I also have to remind myself that time is a rare commodity. It slips away too quickly, as this anonymous Latin poet so poignantly suggests:

'Death plucks my ear and says,
Live—I am coming.'" Bruce Black, 10/3/10
Indeed. Thanks, Bruce, for giving us another wonderful year of Wordswimmer!

These thoughts on writing helped J. Irvin Kuns keep swimming last year, and, with luck, as the new year begins and we enter the water again, perhaps they'll help you find your rhythm and pace as you set off on new journeys.

Enjoy these gifts from the sea, and let us know in the year ahead how your journey is progressing the next time you step back on shore.

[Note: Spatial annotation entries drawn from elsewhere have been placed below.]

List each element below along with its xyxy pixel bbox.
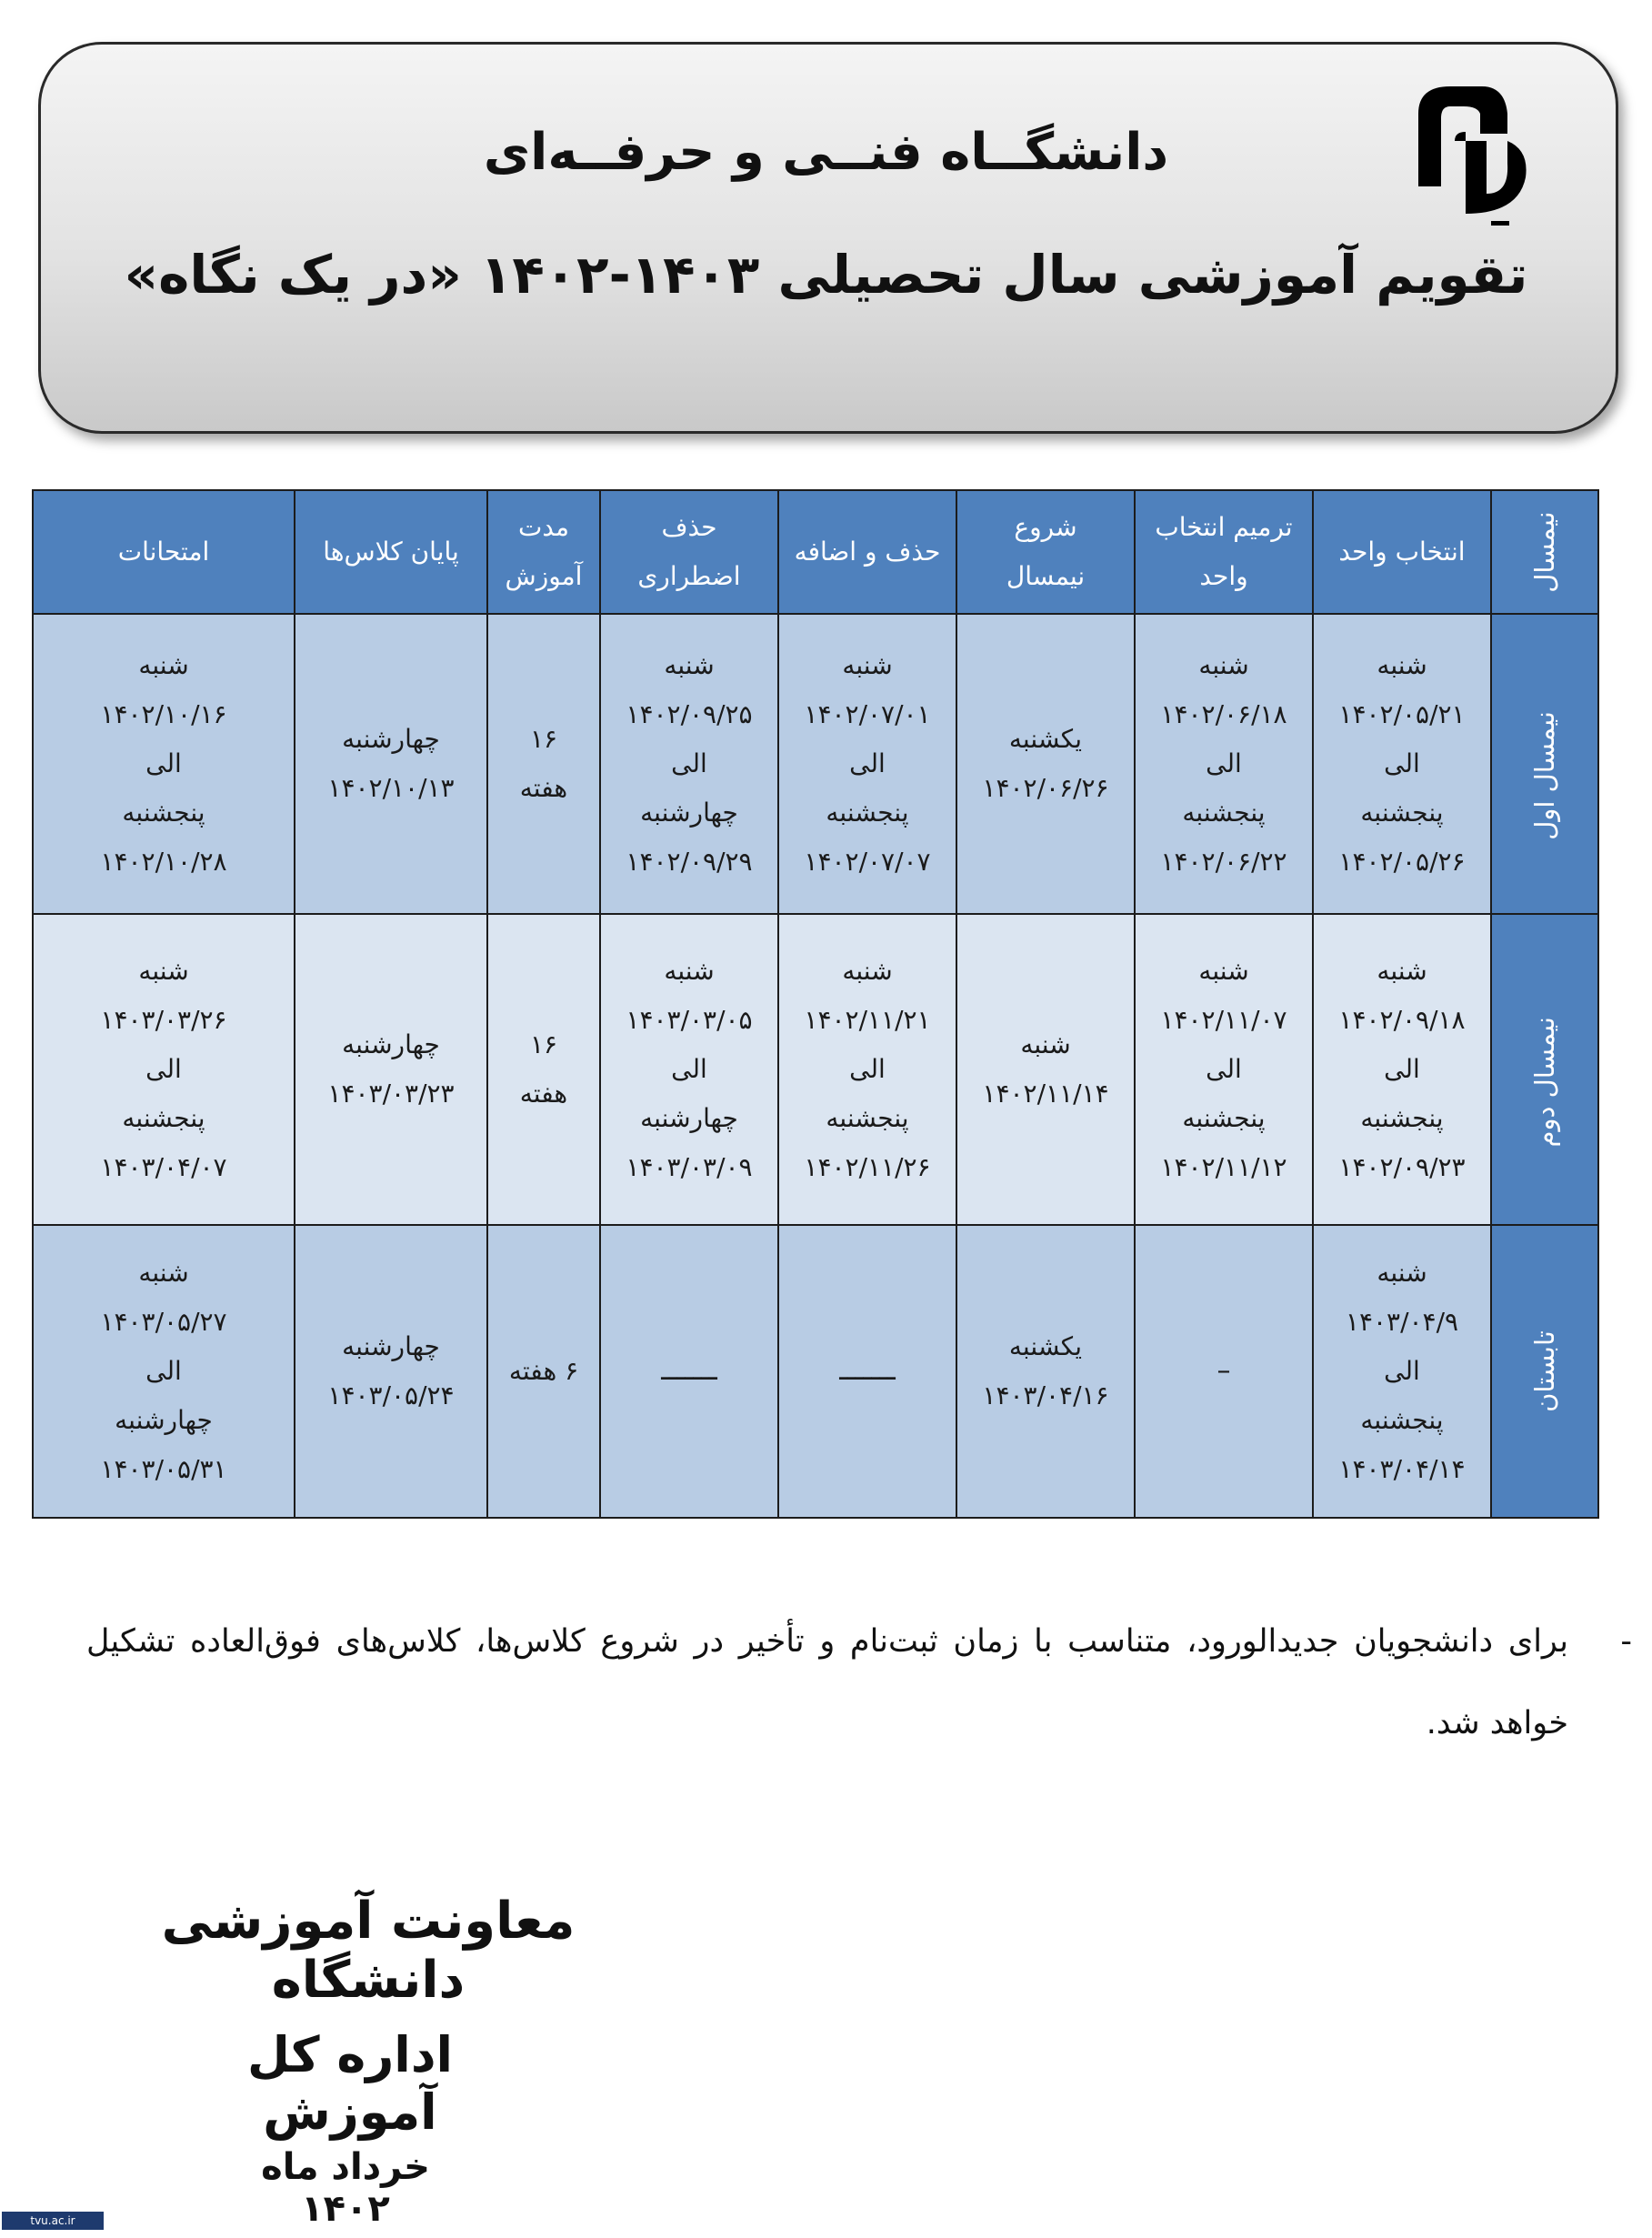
emergency-drop-cell: ـــــــ: [600, 1225, 778, 1518]
semester-label: تابستان: [1491, 1225, 1598, 1518]
duration-cell: ۶ هفته: [487, 1225, 600, 1518]
exams-cell: شنبه ۱۴۰۳/۰۵/۲۷ الی چهارشنبه ۱۴۰۳/۰۵/۳۱: [33, 1225, 295, 1518]
emergency-drop-cell: شنبه ۱۴۰۳/۰۳/۰۵ الی چهارشنبه ۱۴۰۳/۰۳/۰۹: [600, 914, 778, 1225]
add-drop-cell: شنبه ۱۴۰۲/۱۱/۲۱ الی پنجشنبه ۱۴۰۲/۱۱/۲۶: [778, 914, 956, 1225]
semester-start-cell: یکشنبه ۱۴۰۲/۰۶/۲۶: [956, 614, 1135, 914]
revision-cell: شنبه ۱۴۰۲/۰۶/۱۸ الی پنجشنبه ۱۴۰۲/۰۶/۲۲: [1135, 614, 1313, 914]
add-drop-cell: شنبه ۱۴۰۲/۰۷/۰۱ الی پنجشنبه ۱۴۰۲/۰۷/۰۷: [778, 614, 956, 914]
revision-cell: –: [1135, 1225, 1313, 1518]
duration-cell: ۱۶ هفته: [487, 914, 600, 1225]
note-text: برای دانشجویان جدیدالورود، متناسب با زمان ثبت‌نام و تأخیر در شروع کلاس‌ها، کلاس‌های فوق‌العاده تشکیل خواهد شد.: [86, 1623, 1568, 1741]
revision-cell: شنبه ۱۴۰۲/۱۱/۰۷ الی پنجشنبه ۱۴۰۲/۱۱/۱۲: [1135, 914, 1313, 1225]
semester-label: نیمسال اول: [1491, 614, 1598, 914]
header-exams: امتحانات: [33, 490, 295, 614]
table-header-row: [33, 490, 1598, 614]
university-name: دانشگــاه فنــی و حرفــه‌ای: [483, 123, 1169, 182]
header-duration: مدت آموزش: [487, 490, 600, 614]
header-emergency-drop: حذف اضطراری: [600, 490, 778, 614]
academic-calendar-table: [32, 489, 1599, 1519]
signature-date: خرداد ماه ۱۴۰۲: [261, 2146, 430, 2230]
course-selection-cell: شنبه ۱۴۰۳/۰۴/۹ الی پنجشنبه ۱۴۰۳/۰۴/۱۴: [1313, 1225, 1491, 1518]
add-drop-cell: ـــــــ: [778, 1225, 956, 1518]
site-watermark: tvu.ac.ir: [2, 2212, 104, 2230]
title-banner: [38, 42, 1618, 434]
classes-end-cell: چهارشنبه ۱۴۰۲/۱۰/۱۳: [295, 614, 487, 914]
signature-deputy: معاونت آموزشی دانشگاه: [161, 1892, 576, 2010]
emergency-drop-cell: شنبه ۱۴۰۲/۰۹/۲۵ الی چهارشنبه ۱۴۰۲/۰۹/۲۹: [600, 614, 778, 914]
course-selection-cell: شنبه ۱۴۰۲/۰۵/۲۱ الی پنجشنبه ۱۴۰۲/۰۵/۲۶: [1313, 614, 1491, 914]
course-selection-cell: شنبه ۱۴۰۲/۰۹/۱۸ الی پنجشنبه ۱۴۰۲/۰۹/۲۳: [1313, 914, 1491, 1225]
note-bullet: -: [1620, 1623, 1632, 1660]
header-course-selection: انتخاب واحد: [1313, 490, 1491, 614]
new-students-note: [86, 1601, 1632, 1764]
semester-start-cell: یکشنبه ۱۴۰۳/۰۴/۱۶: [956, 1225, 1135, 1518]
table-row-summer: [33, 1225, 1598, 1518]
signature-office: اداره کل آموزش: [246, 2026, 454, 2141]
header-classes-end: پایان کلاس‌ها: [295, 490, 487, 614]
duration-cell: ۱۶ هفته: [487, 614, 600, 914]
exams-cell: شنبه ۱۴۰۳/۰۳/۲۶ الی پنجشنبه ۱۴۰۳/۰۴/۰۷: [33, 914, 295, 1225]
header-semester-start: شروع نیمسال: [956, 490, 1135, 614]
classes-end-cell: چهارشنبه ۱۴۰۳/۰۵/۲۴: [295, 1225, 487, 1518]
classes-end-cell: چهارشنبه ۱۴۰۳/۰۳/۲۳: [295, 914, 487, 1225]
table-row-second-semester: [33, 914, 1598, 1225]
header-add-drop: حذف و اضافه: [778, 490, 956, 614]
semester-label: نیمسال دوم: [1491, 914, 1598, 1225]
header-revision: ترمیم انتخاب واحد: [1135, 490, 1313, 614]
header-semester: نیمسال: [1491, 490, 1598, 614]
table-row-first-semester: [33, 614, 1598, 914]
exams-cell: شنبه ۱۴۰۲/۱۰/۱۶ الی پنجشنبه ۱۴۰۲/۱۰/۲۸: [33, 614, 295, 914]
calendar-title: تقویم آموزشی سال تحصیلی ۱۴۰۳-۱۴۰۲ «در یک نگاه»: [124, 244, 1528, 306]
semester-start-cell: شنبه ۱۴۰۲/۱۱/۱۴: [956, 914, 1135, 1225]
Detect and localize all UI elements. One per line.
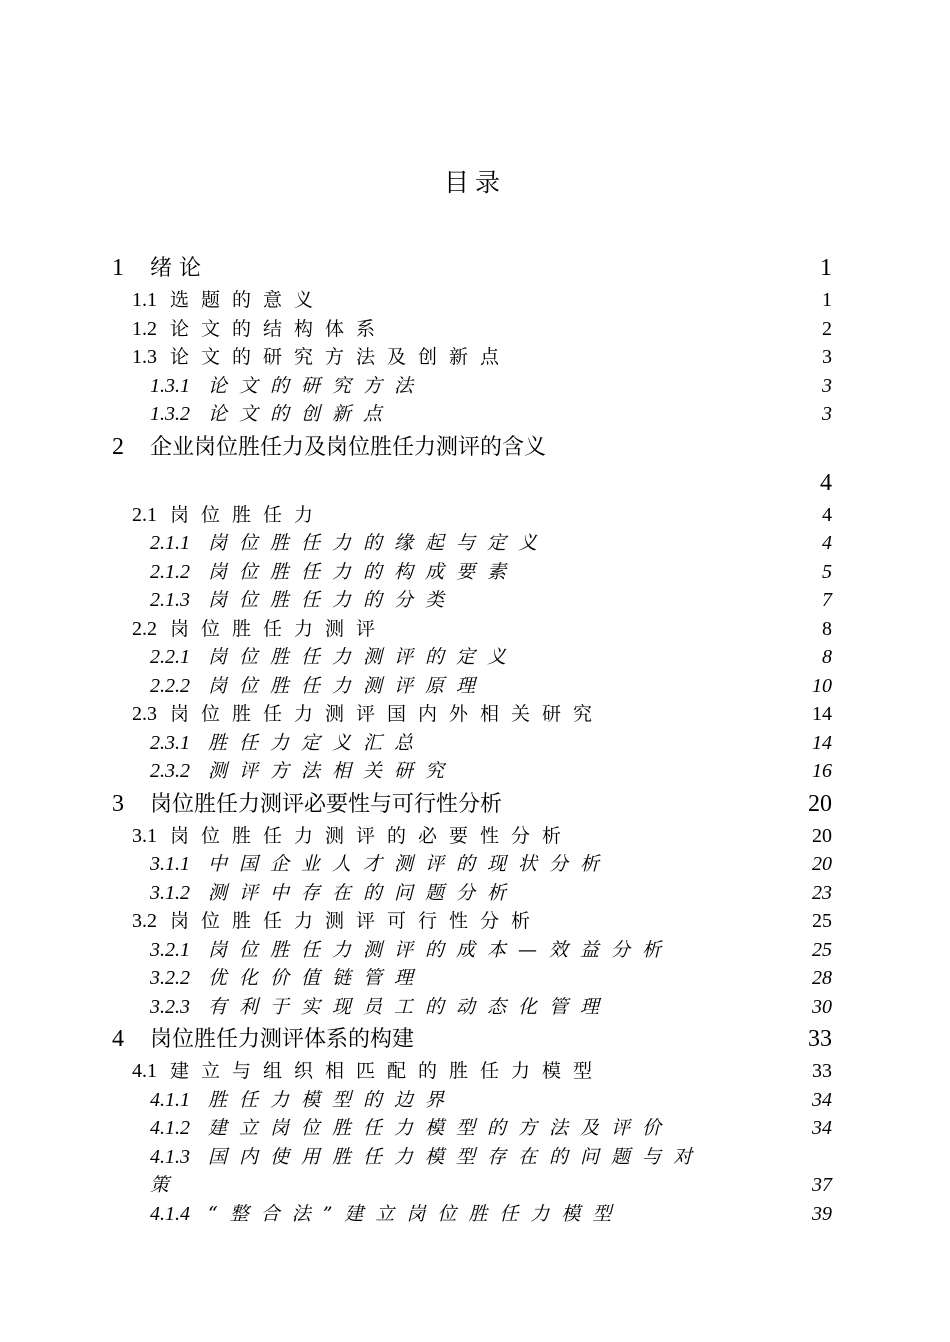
toc-entry-page: 37 — [812, 1174, 832, 1196]
toc-entry-label: 胜任力模型的边界 — [208, 1088, 457, 1111]
toc-entry-level3[interactable] — [112, 879, 832, 908]
toc-entry-level2[interactable] — [112, 822, 832, 851]
toc-entry-level1[interactable] — [112, 786, 832, 822]
toc-entry-number: 4.1 — [132, 1060, 157, 1082]
toc-entry-number: 2.1.3 — [150, 589, 190, 611]
toc-entry-level3[interactable] — [112, 757, 832, 786]
toc-title: 目录 — [443, 168, 506, 197]
toc-entry-number: 2.2 — [132, 617, 157, 640]
toc-entry-label: 岗位胜任力 — [170, 503, 326, 526]
toc-entry-continuation-line — [112, 1171, 832, 1200]
toc-entry-level3[interactable] — [112, 964, 832, 993]
toc-entry-page: 34 — [812, 1088, 832, 1111]
toc-entry-number: 3.2.1 — [150, 938, 190, 961]
toc-entry-page: 16 — [812, 760, 832, 782]
toc-entry-level3[interactable] — [112, 1143, 832, 1172]
toc-entry-page: 39 — [812, 1202, 832, 1225]
toc-entry-number: 1 — [112, 255, 124, 281]
toc-entry-page: 2 — [822, 317, 832, 340]
toc-entry-number: 4.1.4 — [150, 1202, 190, 1225]
toc-entry-number: 2 — [112, 433, 124, 460]
toc-entry-level2[interactable] — [112, 286, 832, 315]
toc-entry-level3[interactable] — [112, 850, 832, 879]
toc-entry-label: 绪 论 — [150, 256, 201, 281]
toc-entry-number: 3.2.3 — [150, 995, 190, 1018]
toc-entry-number: 1.1 — [132, 289, 157, 311]
toc-entry-number: 2.2.1 — [150, 646, 190, 668]
toc-entry-level3[interactable] — [112, 372, 832, 401]
toc-entry-number: 2.3 — [132, 703, 157, 725]
toc-entry-level3[interactable] — [112, 643, 832, 672]
toc-entry-number: 3 — [112, 790, 124, 817]
toc-entry-level3[interactable] — [112, 529, 832, 558]
toc-entry-level1[interactable] — [112, 250, 832, 286]
toc-entry-page: 25 — [812, 938, 832, 961]
toc-entry-label: 有利于实现员工的动态化管理 — [208, 995, 612, 1018]
toc-entry-label: 测评中存在的问题分析 — [208, 881, 519, 904]
toc-entry-page: 8 — [822, 617, 832, 640]
toc-entry-number: 3.2.2 — [150, 967, 190, 989]
toc-entry-label: 岗位胜任力测评 — [170, 617, 388, 640]
toc-entry-label: 论文的研究方法 — [208, 374, 426, 397]
toc-entry-page: 23 — [812, 881, 832, 904]
toc-entry-page: 20 — [808, 790, 832, 817]
toc-entry-page: 34 — [812, 1117, 832, 1139]
toc-entry-page: 14 — [812, 731, 832, 754]
toc-entry-label: 岗位胜任力测评原理 — [208, 674, 488, 697]
toc-entry-label-continuation: 策 — [150, 1174, 182, 1196]
toc-entry-label: 岗位胜任力测评的定义 — [208, 646, 519, 668]
toc-entry-number: 1.2 — [132, 317, 157, 340]
toc-entry-level3[interactable] — [112, 729, 832, 758]
toc-entry-page: 3 — [822, 403, 832, 425]
toc-entry-number: 4.1.1 — [150, 1088, 190, 1111]
toc-entry-page: 14 — [812, 703, 832, 725]
toc-entry-number: 3.1.1 — [150, 853, 190, 875]
toc-entry-label: 国内使用胜任力模型存在的问题与对 — [208, 1145, 705, 1168]
toc-entry-page: 3 — [822, 374, 832, 397]
toc-entry-number: 3.1 — [132, 824, 157, 847]
toc-entry-label: “整合法”建立岗位胜任力模型 — [208, 1202, 624, 1225]
toc-entry-page-line — [112, 465, 832, 501]
toc-entry-number: 4.1.2 — [150, 1117, 190, 1139]
toc-entry-number: 4 — [112, 1026, 124, 1052]
toc-entry-number: 2.2.2 — [150, 674, 190, 697]
toc-entry-page: 33 — [812, 1060, 832, 1082]
toc-entry-label: 岗位胜任力的缘起与定义 — [208, 532, 550, 554]
toc-entry-level2[interactable] — [112, 907, 832, 936]
toc-entry-level3[interactable] — [112, 558, 832, 587]
toc-entry-level3[interactable] — [112, 1086, 832, 1115]
toc-entry-label: 选题的意义 — [170, 289, 326, 311]
toc-entry-level3[interactable] — [112, 1200, 832, 1229]
toc-entry-page: 33 — [808, 1026, 832, 1052]
toc-entry-number: 2.3.1 — [150, 731, 190, 754]
toc-entry-label: 岗位胜任力测评国内外相关研究 — [170, 703, 605, 725]
toc-entry-level2[interactable] — [112, 700, 832, 729]
toc-entry-page: 1 — [822, 289, 832, 311]
toc-entry-label: 岗位胜任力测评的必要性分析 — [170, 824, 574, 847]
toc-entry-page: 20 — [812, 824, 832, 847]
toc-entry-label: 建立岗位胜任力模型的方法及评价 — [208, 1117, 674, 1139]
toc-entry-label: 岗位胜任力测评可行性分析 — [170, 910, 543, 932]
toc-list — [112, 250, 832, 1228]
toc-entry-level1[interactable] — [112, 1021, 832, 1057]
toc-entry-number: 2.3.2 — [150, 760, 190, 782]
toc-entry-number: 3.2 — [132, 910, 157, 932]
toc-entry-label: 企业岗位胜任力及岗位胜任力测评的含义 — [150, 434, 547, 460]
toc-entry-page: 25 — [812, 910, 832, 932]
toc-entry-level3[interactable] — [112, 936, 832, 965]
toc-entry-label: 测评方法相关研究 — [208, 760, 457, 782]
toc-entry-label: 建立与组织相匹配的胜任力模型 — [170, 1060, 605, 1082]
toc-entry-level2[interactable] — [112, 615, 832, 644]
toc-entry-level2[interactable] — [112, 315, 832, 344]
toc-entry-label: 岗位胜任力的分类 — [208, 589, 457, 611]
toc-entry-page: 30 — [812, 995, 832, 1018]
toc-entry-level3[interactable] — [112, 993, 832, 1022]
toc-entry-level2[interactable] — [112, 1057, 832, 1086]
toc-entry-page: 4 — [820, 469, 832, 496]
toc-entry-page: 4 — [822, 532, 832, 554]
toc-entry-label: 论文的创新点 — [208, 403, 395, 425]
toc-entry-label: 优化价值链管理 — [208, 967, 426, 989]
toc-entry-label: 岗位胜任力测评的成本—效益分析 — [208, 938, 674, 961]
toc-entry-level3[interactable] — [112, 586, 832, 615]
toc-entry-level3[interactable] — [112, 672, 832, 701]
toc-entry-label: 论文的结构体系 — [170, 317, 388, 340]
toc-entry-number: 2.1.1 — [150, 532, 190, 554]
toc-entry-label: 岗位胜任力测评必要性与可行性分析 — [150, 791, 503, 817]
toc-entry-number: 1.3.1 — [150, 374, 190, 397]
toc-entry-level1[interactable] — [112, 429, 832, 465]
toc-entry-label: 岗位胜任力的构成要素 — [208, 560, 519, 583]
toc-entry-level2[interactable] — [112, 343, 832, 372]
toc-entry-number: 2.1 — [132, 503, 157, 526]
toc-entry-page: 4 — [822, 503, 832, 526]
toc-entry-page: 1 — [820, 255, 832, 281]
toc-entry-label: 胜任力定义汇总 — [208, 731, 426, 754]
toc-entry-label: 论文的研究方法及创新点 — [170, 346, 512, 368]
toc-entry-number: 3.1.2 — [150, 881, 190, 904]
toc-entry-page: 20 — [812, 853, 832, 875]
toc-entry-level3[interactable] — [112, 400, 832, 429]
toc-entry-page: 10 — [812, 674, 832, 697]
toc-entry-label: 岗位胜任力测评体系的构建 — [150, 1027, 415, 1052]
toc-entry-number: 1.3 — [132, 346, 157, 368]
toc-entry-number: 1.3.2 — [150, 403, 190, 425]
toc-entry-number: 4.1.3 — [150, 1145, 190, 1168]
toc-entry-page: 3 — [822, 346, 832, 368]
toc-entry-level2[interactable] — [112, 501, 832, 530]
toc-entry-page: 7 — [822, 589, 832, 611]
toc-entry-page: 28 — [812, 967, 832, 989]
toc-entry-level3[interactable] — [112, 1114, 832, 1143]
toc-entry-page: 8 — [822, 646, 832, 668]
toc-entry-label: 中国企业人才测评的现状分析 — [208, 853, 612, 875]
toc-entry-number: 2.1.2 — [150, 560, 190, 583]
toc-entry-page: 5 — [822, 560, 832, 583]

PS - Here are a few sites to check for inspiration in the year ahead:
http://www.writer-on-line.com/content/view/57/66/~Articles/Inspiration/Struck-by-Inspiration.html
http://writetodone.com/2008/03/03/31-ways-to-find-inspiration-for-your-writing/
http://www.writeattitude.net/
http://www.guardian.co.uk/books/booksblog/2009/may/05/find-inspiration-to-write
http://www.suite101.com/content/finding-the-inspiration-to-write-a209874

1 comment:

Sharon said...

Welcome back Wordswimmer and greetings Jude! Swimming has turned to shovelling up here in the north. But we are hoping for a thaw by and by.